Member of the Tennessee Senate from the 29th district
- In office 2005–2014
- Preceded by: John Ford
- Succeeded by: Lee Harris

Personal details
- Born: July 5, 1950 (age 76) Memphis, Tennessee, U.S.
- Party: Democratic
- Relatives: Ford family
- Alma mater: Tennessee State University
- Profession: Funeral director; insurance agent; politician;

= Ophelia Ford =

American politician (born 1950)

Ophelia Ford (born July 5, 1950) is a former member of the Tennessee Senate. She is the younger sister of former state senator John Ford and former Congressman Harold Ford, Sr., and the aunt of former Congressman Harold Ford, Jr. She represented Senate District 29, which covers South Memphis and North Memphis.

==Biography==

John Ford, who had been a member of the Tennessee Senate for over 30 years, resigned in 2005 after he was indicted in Operation Tennessee Waltz. Ophelia Ford ran for her brother's state senate seat and defeated State Representative Henri Brooks by 20 votes in the special Democratic primary. She went on to defeat Republican candidate Terry Roland by 13 votes in the special general election. Both elections fell under allegations of improprieties. Names of deceased persons and felons were found on the rolls, and dozens of additional votes were counted from voters living outside the district. Further investigation of the election revealed that one of the election officials purportedly certifying the name of many of the voters in question was actually in New York City the day of the election and that her place was taken, without authorization, by a relative.

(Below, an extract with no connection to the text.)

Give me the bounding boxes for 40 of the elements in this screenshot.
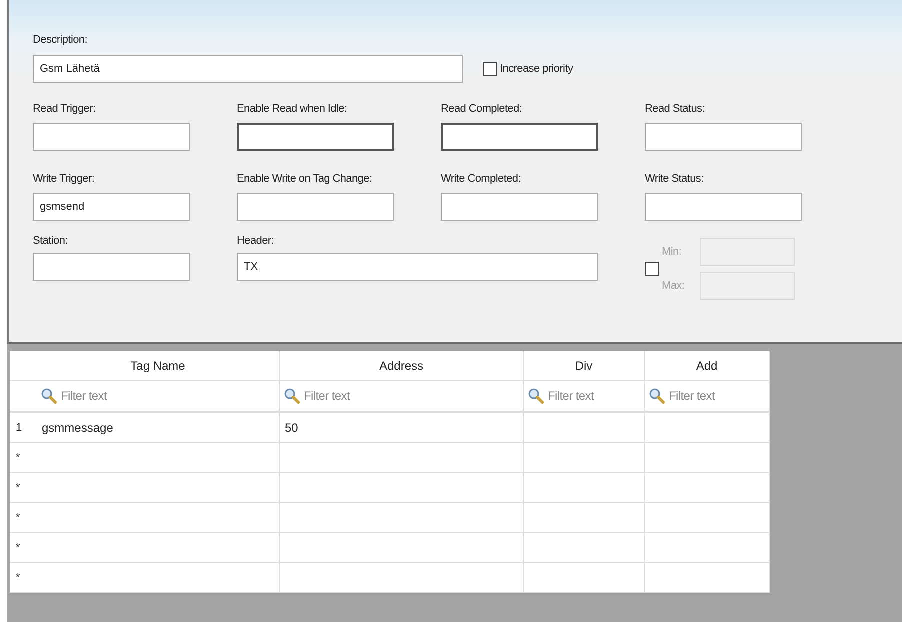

The Tennessee Senate initially voted along party lines to void the election. Ophelia Ford sued the State Senate and obtained an injunction from a federal court which upheld the election until the senate met provisions under the Voting Rights Act. The State Senate, having authorization to so act from the court’s order, voted to void the election by a margin of 26-6, on April 19, 2006.

Under Tennessee State law, the process of filling the district’s seat became the responsibility of the Shelby County Commission. Ophelia Ford vowed further legal action to regain the seat. On April 25, 2006, Ford filed a federal suit in an attempt to regain her seat.

The Tennessee Bureau of Investigation investigated aspects of the election, and District Attorney Bill Gibbons obtained 37 indictments, 35 of which are felonies, against three Shelby County poll workers for alleged election fraud. Ford herself was not implicated.

For the 2006 election, she moved to a district on the other side of Memphis and won it (her old district had been renumbered as District 33).

On May 22, 2007, a Nashville cab driver accused Ophelia Ford of grabbing his shirt collar and ripping a button off his shirt while driving Ms. Ford to her hotel. He claimed that Ms. Ford was intoxicated.

She is often cited for her outrageous opinions such as her accusations about Tennessee nurses harming patients on a daily basis and doing things to her as a patient that "are so horrible you would not believe it". She made these accusations as a response to a 2012 proposal to increase penalties for assaults on healthcare workers. Ford argued patients are the ones who need protection from nurses.